We saw the development of the first time piece that made navigating longitude accurate and sailing much more safe. Carpenter and amateur clockmaker John Harrison took on the challenge in the 1700s and developed a series of four clocks — the first three large as a birdcage, the final one — and the successful design — a small and beautiful watch known as H4. It reminded me of Steve Jobs and the quest for the perfect design. Anyhow, I want an H4.

The Greenwich Observatory
The Royal Observatory

Rick then wanted us to go to the “Deer Park” at the far end of Greenwich Park, a former royal hunting ground on a high place overlooking London and the Thames and the skyscrapers of Canary Wharf. A kind of Pearl District with Major Banks. We teased Rick as we walked, and he asserted that the deer park — which he claimed Rick Steves had called a “must-do” — would sure beat those boring paintings I wanted to see in the Queen’s House back down by the Thames. We walked and walked and walked and walked. Rick was hoping for a Nara-style friendly deer petting zoo experience, I think, but it was more like a bunch of mangy fallow deer behind barbed wire. A little English girl was squealing — “I saw a mouse! Or a rat! I’m not sure which!” when we arrived so that made it a little more exciting. We laughed all the way back through the sunshine to the Queen’s House, which turned out to have some AMAZING paintings, even Rick agreed. The 17th century house had been built for the wives of the Stuarts, and there were some iconic portraits of the Tudors and the Stuarts, as well as a famous Spanish Armada painting and many many others. The house itself, now a popular wedding venue, is famous for being the first perfect home designed by Inigo Jones in the Palladian Italian style.

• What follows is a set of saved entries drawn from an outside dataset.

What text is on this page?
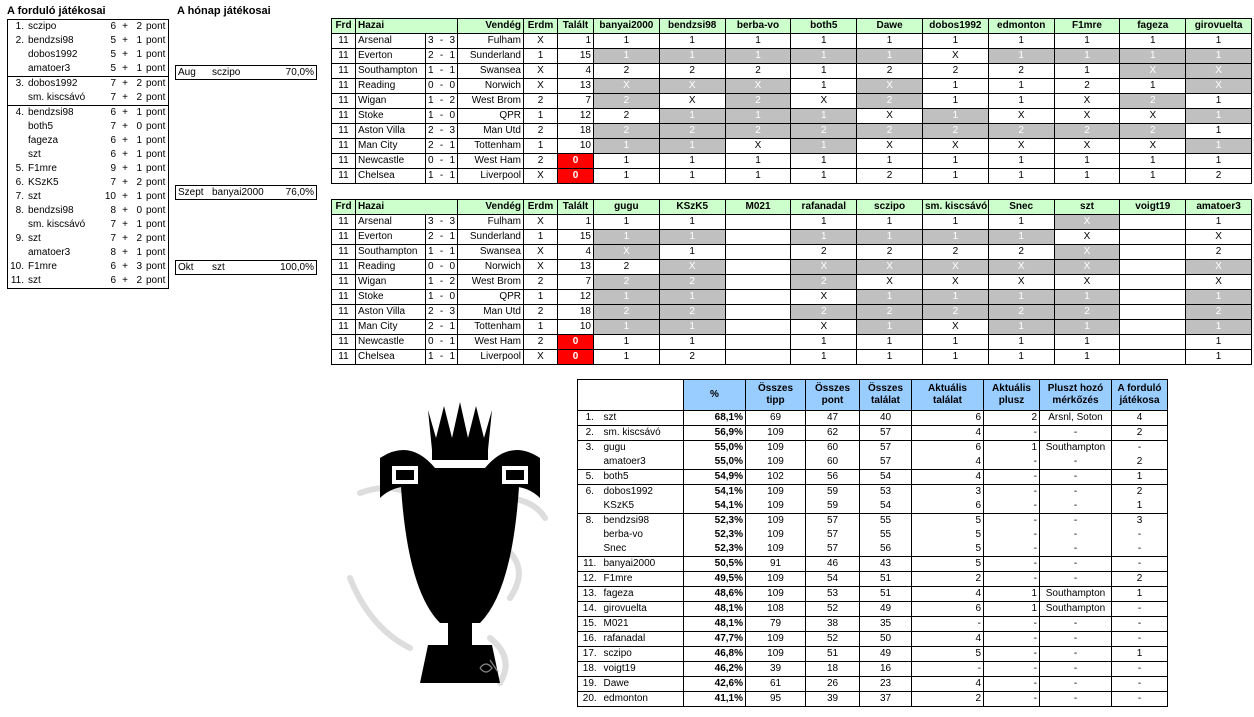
A forduló játékosai	A hónap játékosai
1.	sczipo	6	+	2	pont
2.	bendzsi98	5	+	1	pont
	dobos1992	5	+	1	pont
	amatoer3	5	+	1	pont
3.	dobos1992	7	+	2	pont
	sm. kiscsávó	7	+	2	pont
4.	bendzsi98	6	+	1	pont
	both5	7	+	0	pont
	fageza	6	+	1	pont
	szt	6	+	1	pont
5.	F1mre	9	+	1	pont
6.	KSzK5	7	+	2	pont
7.	szt	10	+	1	pont
8.	bendzsi98	8	+	0	pont
	sm. kiscsávó	7	+	1	pont
9.	szt	7	+	2	pont
	amatoer3	8	+	1	pont
10.	F1mre	6	+	3	pont
11.	szt	6	+	2	pont
Aug	sczipo	70,0%
Szept banyai2000	76,0%
Okt	szt	100,0%
Frd	Hazai				Vendég	Erdm	Talált	banyai2000	bendzsi98	berba-vo	both5	Dawe	dobos1992	edmonton	F1mre	fageza	girovuelta
11	Arsenal	3	-	3	Fulham	X	1	1	1	1	1	1	1	1	1	1	1
11	Everton	2	-	1	Sunderland	1	15	1	1	1	1	1	X	1	1	1	1
11	Southampton	1	-	1	Swansea	X	4	2	2	2	1	2	2	2	1	X	X
11	Reading	0	-	0	Norwich	X	13	X	X	X	1	X	1	1	2	1	X
11	Wigan	1	-	2	West Brom	2	7	2	X	2	X	2	1	1	X	2	1
11	Stoke	1	-	0	QPR	1	12	2	1	1	1	X	1	X	X	X	1
11	Aston Villa	2	-	3	Man Utd	2	18	2	2	2	2	2	2	2	2	2	1
11	Man City	2	-	1	Tottenham	1	10	1	1	X	1	X	X	X	X	X	1
11	Newcastle	0	-	1	West Ham	2	0	1	1	1	1	1	1	1	1	1	1
11	Chelsea	1	-	1	Liverpool	X	0	1	1	1	1	2	1	1	1	1	2
Frd	Hazai				Vendég	Erdm	Talált	gugu	KSzK5	M021	rafanadal	sczipo	sm. kiscsávó	Snec	szt	voigt19	amatoer3
11	Arsenal	3	-	3	Fulham	X	1	1	1		1	1	1	1	X		1
11	Everton	2	-	1	Sunderland	1	15	1	1		1	1	1	1	X		X
11	Southampton	1	-	1	Swansea	X	4	X	1		2	2	2	2	X		2
11	Reading	0	-	0	Norwich	X	13	2	X		X	X	X	X	X		X
11	Wigan	1	-	2	West Brom	2	7	2	2		2	X	X	X	X		X
11	Stoke	1	-	0	QPR	1	12	1	1		X	1	1	1	1		1
11	Aston Villa	2	-	3	Man Utd	2	18	2	2		2	2	2	2	2		2
11	Man City	2	-	1	Tottenham	1	10	1	1		X	1	X	1	1		1
11	Newcastle	0	-	1	West Ham	2	0	1	1		1	1	1	1	1		1
11	Chelsea	1	-	1	Liverpool	X	0	1	2		1	1	1	1	1		1
		%	Összes tipp	Összes pont	Összes találat	Aktuális találat	Aktuális plusz	Pluszt hozó mérkőzés	A forduló játékosa
1.	szt	68,1%	69	47	40	6	2	Arsnl, Soton	4
2.	sm. kiscsávó	56,9%	109	62	57	4	-	-	2
3.	gugu	55,0%	109	60	57	6	1	Southampton	-
	amatoer3	55,0%	109	60	57	4	-	-	2
5.	both5	54,9%	102	56	54	4	-	-	1
6.	dobos1992	54,1%	109	59	53	3	-	-	2
	KSzK5	54,1%	109	59	54	6	-	-	1
8.	bendzsi98	52,3%	109	57	55	5	-	-	3
	berba-vo	52,3%	109	57	55	5	-	-	-
	Snec	52,3%	109	57	56	5	-	-	-
11.	banyai2000	50,5%	91	46	43	5	-	-	-
12.	F1mre	49,5%	109	54	51	2	-	-	2
13.	fageza	48,6%	109	53	51	4	1	Southampton	1
14.	girovuelta	48,1%	108	52	49	6	1	Southampton	-
15.	M021	48,1%	79	38	35	-	-	-	-
16.	rafanadal	47,7%	109	52	50	4	-	-	-
17.	sczipo	46,8%	109	51	49	5	-	-	1
18.	voigt19	46,2%	39	18	16	-	-	-	-
19.	Dawe	42,6%	61	26	23	4	-	-	-
20.	edmonton	41,1%	95	39	37	2	-	-	-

We cruised through the Maritime Museum, which was designed for an age group we didn’t understand — toddlers? pensioners? both? — so we took the light rail and Tube back home to recuperate for dinner. A stroll down King’s Road to Rabbit, which had the cool woodsy vibe of Ned Ludd without the amazing food. The smoked trout with clotted cream was delicious, as was the mushroom ravioli, but all the “small bites” left Will hungry for a bagel with lox and creme brulé back at the hotel.

We rode home on our first London bus. We had the familiar Tube-vs-Taxi “discussion,” decided to walk, and then a bus pulled up alongside us — it was just like the Grateful Dead song — a bus came by and I got on, that’s where it all began — and we leaped on. It would have delivered us to our door had we not gotten off a stop too soon in an overabundance of caution. Better than a taxi. Better than the Tube. Figured it out two days before we leave. Sigh.